# 211 SD/HD Formats



## argulator (Apr 11, 2007)

Can someone explain how the 211 format for stretch, zoom, etc. is supposed to work? When pressing the format (*) button it brings up a menu with both SD and HD options for full/zoom/gray bars, etc. Page up or down (it looks like...) is supposed to toggle through the choices for either SD or HD.

On my friends 211, only the "SD" control works, even when viewing an HD channel. Is this normal? He's using component out to a widescreen. BTW, the 211 owner's manual is pretty pathetic about describing this. Thanks.


----------



## Mikey (Oct 26, 2004)

argulator said:


> Can someone explain how the 211 format for stretch, zoom, etc. is supposed to work? When pressing the format (*) button it brings up a menu with both SD and HD options for full/zoom/gray bars, etc. Page up or down (it looks like...) is supposed to toggle through the choices for either SD or HD.
> 
> On my friends 211, only the "SD" control works, even when viewing an HD channel. Is this normal? He's using component out to a widescreen. BTW, the 211 owner's manual is pretty pathetic about describing this. Thanks.


As I understand it, and if you're describing the situation correctly, you friend is hooked up using the COMPOSITE outputs, not COMPONENT, and he's not really seeing HD.

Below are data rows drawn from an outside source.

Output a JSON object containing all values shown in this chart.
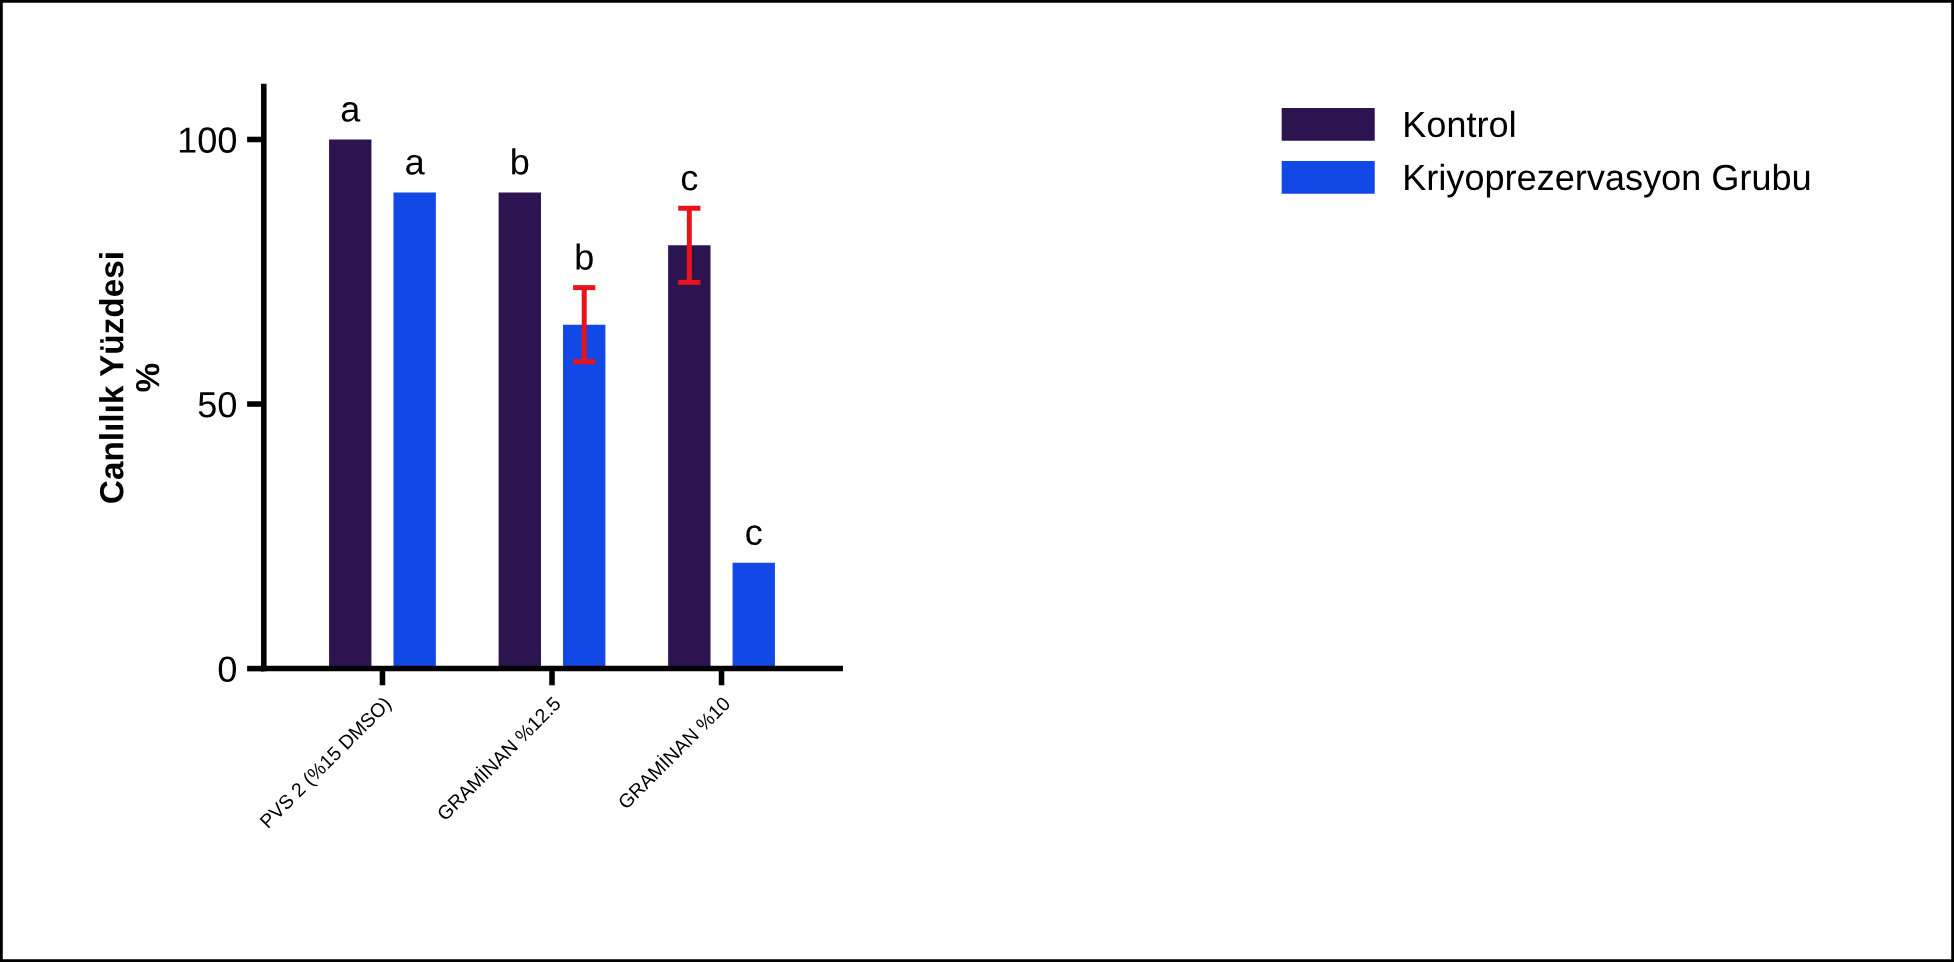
{
  "chart_data": {
    "type": "bar",
    "ylabel": "Canlılık Yüzdesi\n%",
    "categories": [
      "PVS 2 (%15 DMSO)",
      "GRAMİNAN %12.5",
      "GRAMİNAN %10"
    ],
    "ylim": [
      0,
      110
    ],
    "yticks": [
      0,
      50,
      100
    ],
    "grid": false,
    "legend": "top right",
    "series": [
      {
        "name": "Kontrol",
        "color": "#2c1450",
        "values": [
          100,
          90,
          80
        ],
        "errors": [
          null,
          null,
          7
        ],
        "value_labels": [
          "a",
          "b",
          "c"
        ]
      },
      {
        "name": "Kriyoprezervasyon Grubu",
        "color": "#1249e6",
        "values": [
          90,
          65,
          20
        ],
        "errors": [
          null,
          7,
          null
        ],
        "value_labels": [
          "a",
          "b",
          "c"
        ]
      }
    ]
  }
}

The zoom buttons are separate for HDMI/COMPONENT and RF/COMPOSITE/S-VIDEO.

And :welcome_s


----------



## argulator (Apr 11, 2007)

Thanks Mikey. I'll have to check that out. I hooked it up about a year ago, but I wouldn't be surprised if he got the connections jacked up since then. He's somewhat challenged with antennas and wires. He lives in Mustang too, maybe you can go fix...


----------



## Mikey (Oct 26, 2004)

If he's using multiple video sources from the 211 to the HDTV, he might just be on a SD source, even though the HD cables are hooked up correctly. You might ask him to disconnect all but the composite (YPrPb) and/or HDMI cables, and see if his picture goes away.


----------